There’s also a division in terms of whether people choose to identify as a “person with autism” “autistic” or “Autistic.” This an example of “person-first language vs. identity-first language (see Glossary). Those who embrace autistic identity tend to look at autism from a more social-model perspective and see autism as something inborn. They tend to reject the idea of a cure because they believe that a version of them who was cured of autism would no longer be them. By contrast, someone who uses “person with autism” may believe that there is a separation between the person and their autism and that the objective of treatment should be to separate the person from the autism. How a person self-identifies is up to them, but the adult autistic community tends to default to identity-first language, so “Autistic person.”

 
Something else to keep in mind when your reporting involves diagnoses is that diagnoses are delivered in a specific context and usually for a purpose, even if the purpose is as benign as “to help the patient access treatment or services.” For example, if you encounter a family whose child is struggling in school, the family might want to help their child get services so she can succeed but doing so requires getting a diagnosis first. The family might seek out a diagnosis when they otherwise would not have done so.

 
There is a difference between a diagnosis given by a person’s doctor and one given, for example, by an expert witness for the other side in a court case. In both contexts, there is an agenda. The doctor is trying to treat or help the individual patient, while the lawyer choosing the expert witness may be more interested in discrediting the patient. An added complication is that doesn't necessarily mean the second expert is wrong, merely that diagnoses are given for a reason and they can have different implications — and journalists should consider that while reporting.

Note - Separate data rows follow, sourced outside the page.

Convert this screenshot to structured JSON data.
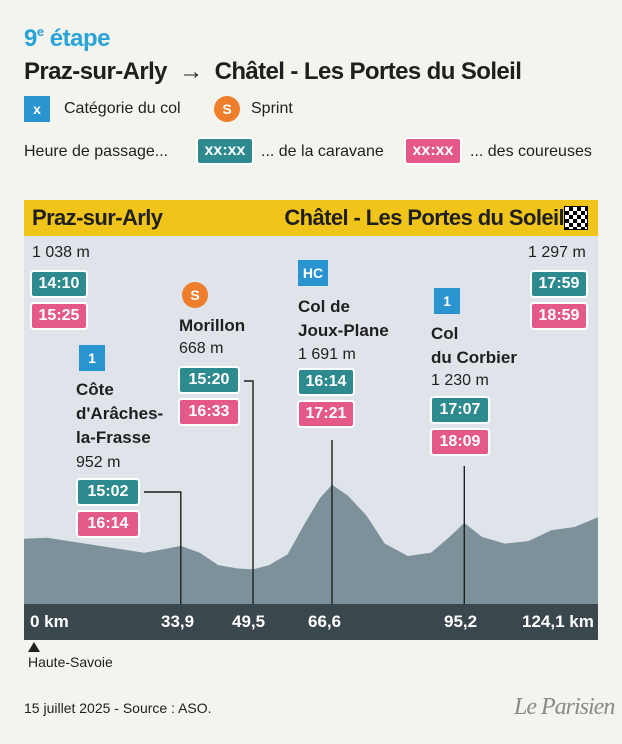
{
  "header": {
    "stage_num": "9",
    "stage_sup": "e",
    "stage_word": "étape",
    "route_start": "Praz-sur-Arly",
    "arrow": "→",
    "route_end": "Châtel - Les Portes du Soleil"
  },
  "legend": {
    "cat_box": "x",
    "cat_label": "Catégorie du col",
    "sprint_box": "S",
    "sprint_label": "Sprint",
    "passage_label": "Heure de passage...",
    "caravan_box": "xx:xx",
    "caravan_label": "... de la caravane",
    "riders_box": "xx:xx",
    "riders_label": "... des coureuses"
  },
  "colors": {
    "caravan": "#2d8a8e",
    "riders": "#e4598a",
    "category": "#2a94d0",
    "sprint": "#ee7d2c",
    "header_bar": "#f0c419",
    "profile": "#7d919a",
    "panel": "#dfe4ea"
  },
  "chart_data": {
    "type": "area",
    "start": "Praz-sur-Arly",
    "finish": "Châtel - Les Portes du Soleil",
    "x_unit": "km",
    "xlim": [
      0,
      124.1
    ],
    "x_ticks": [
      "0 km",
      "33,9",
      "49,5",
      "66,6",
      "95,2",
      "124,1 km"
    ],
    "profile": [
      {
        "km": 0,
        "alt": 1038
      },
      {
        "km": 5,
        "alt": 1050
      },
      {
        "km": 12,
        "alt": 990
      },
      {
        "km": 20,
        "alt": 920
      },
      {
        "km": 26,
        "alt": 870
      },
      {
        "km": 30,
        "alt": 910
      },
      {
        "km": 33.9,
        "alt": 952
      },
      {
        "km": 38,
        "alt": 870
      },
      {
        "km": 42,
        "alt": 720
      },
      {
        "km": 46,
        "alt": 680
      },
      {
        "km": 49.5,
        "alt": 668
      },
      {
        "km": 53,
        "alt": 720
      },
      {
        "km": 57,
        "alt": 850
      },
      {
        "km": 61,
        "alt": 1250
      },
      {
        "km": 64,
        "alt": 1530
      },
      {
        "km": 66.6,
        "alt": 1691
      },
      {
        "km": 70,
        "alt": 1560
      },
      {
        "km": 74,
        "alt": 1320
      },
      {
        "km": 78,
        "alt": 980
      },
      {
        "km": 83,
        "alt": 830
      },
      {
        "km": 88,
        "alt": 870
      },
      {
        "km": 92,
        "alt": 1060
      },
      {
        "km": 95.2,
        "alt": 1230
      },
      {
        "km": 99,
        "alt": 1060
      },
      {
        "km": 104,
        "alt": 980
      },
      {
        "km": 109,
        "alt": 1010
      },
      {
        "km": 114,
        "alt": 1140
      },
      {
        "km": 119,
        "alt": 1180
      },
      {
        "km": 124.1,
        "alt": 1297
      }
    ],
    "points": [
      {
        "key": "start",
        "km": 0,
        "alt": 1038,
        "alt_label": "1 038 m",
        "caravan": "14:10",
        "riders": "15:25"
      },
      {
        "key": "aracches",
        "km": 33.9,
        "alt": 952,
        "cat": "1",
        "name": [
          "Côte",
          "d'Arâches-",
          "la-Frasse"
        ],
        "alt_label": "952 m",
        "caravan": "15:02",
        "riders": "16:14"
      },
      {
        "key": "morillon",
        "km": 49.5,
        "alt": 668,
        "sprint": "S",
        "name": [
          "Morillon"
        ],
        "alt_label": "668 m",
        "caravan": "15:20",
        "riders": "16:33"
      },
      {
        "key": "jouxplane",
        "km": 66.6,
        "alt": 1691,
        "cat": "HC",
        "name": [
          "Col de",
          "Joux-Plane"
        ],
        "alt_label": "1 691 m",
        "caravan": "16:14",
        "riders": "17:21"
      },
      {
        "key": "corbier",
        "km": 95.2,
        "alt": 1230,
        "cat": "1",
        "name": [
          "Col",
          "du Corbier"
        ],
        "alt_label": "1 230 m",
        "caravan": "17:07",
        "riders": "18:09"
      },
      {
        "key": "finish",
        "km": 124.1,
        "alt": 1297,
        "alt_label": "1 297 m",
        "caravan": "17:59",
        "riders": "18:59"
      }
    ]
  },
  "region": "Haute-Savoie",
  "footer": {
    "source": "15 juillet 2025 - Source : ASO.",
    "logo": "Le Parisien"
  }
}
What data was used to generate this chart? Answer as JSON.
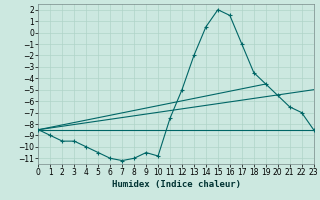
{
  "xlabel": "Humidex (Indice chaleur)",
  "bg_color": "#cce8e0",
  "grid_color": "#b0d4c8",
  "line_color": "#006666",
  "main_series": {
    "x": [
      0,
      1,
      2,
      3,
      4,
      5,
      6,
      7,
      8,
      9,
      10,
      11,
      12,
      13,
      14,
      15,
      16,
      17,
      18,
      19,
      20,
      21,
      22,
      23
    ],
    "y": [
      -8.5,
      -9.0,
      -9.5,
      -9.5,
      -10.0,
      -10.5,
      -11.0,
      -11.2,
      -11.0,
      -10.5,
      -10.8,
      -7.5,
      -5.0,
      -2.0,
      0.5,
      2.0,
      1.5,
      -1.0,
      -3.5,
      -4.5,
      -5.5,
      -6.5,
      -7.0,
      -8.5
    ]
  },
  "straight_lines": [
    {
      "x": [
        0,
        23
      ],
      "y": [
        -8.5,
        -8.5
      ]
    },
    {
      "x": [
        0,
        23
      ],
      "y": [
        -8.5,
        -5.0
      ]
    },
    {
      "x": [
        0,
        19
      ],
      "y": [
        -8.5,
        -4.5
      ]
    }
  ],
  "xlim": [
    0,
    23
  ],
  "ylim": [
    -11.5,
    2.5
  ],
  "yticks": [
    2,
    1,
    0,
    -1,
    -2,
    -3,
    -4,
    -5,
    -6,
    -7,
    -8,
    -9,
    -10,
    -11
  ],
  "xticks": [
    0,
    1,
    2,
    3,
    4,
    5,
    6,
    7,
    8,
    9,
    10,
    11,
    12,
    13,
    14,
    15,
    16,
    17,
    18,
    19,
    20,
    21,
    22,
    23
  ],
  "xlabel_fontsize": 6.5,
  "tick_fontsize": 5.5
}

Abbreviations, including acronyms

As a journalist reporting on disability, you will encounter many abbreviations. This field is thick with them, and they need to be both understood and scrutinized. They can be a helpful form of shorthand, but they can also obscure meaning as any jargon or specialized language can. For what is the implication of saying someone is an “ALC patient awaiting transfer to an LTC”?

 
See the Glossary for many example abbreviations and definitions.

 


SOURCES

  1. See Tamara Cherry’s book, The Trauma Beat: A Case for Re-Thinking the Business of Bad News (ECW Press, 2023).
  2. For more about Hans Asperger, see the Glossary and Edith Sheffer’s Asperger’s Children: The Origins of Autism in Nazi Vienna (W.W. Norton, 2018).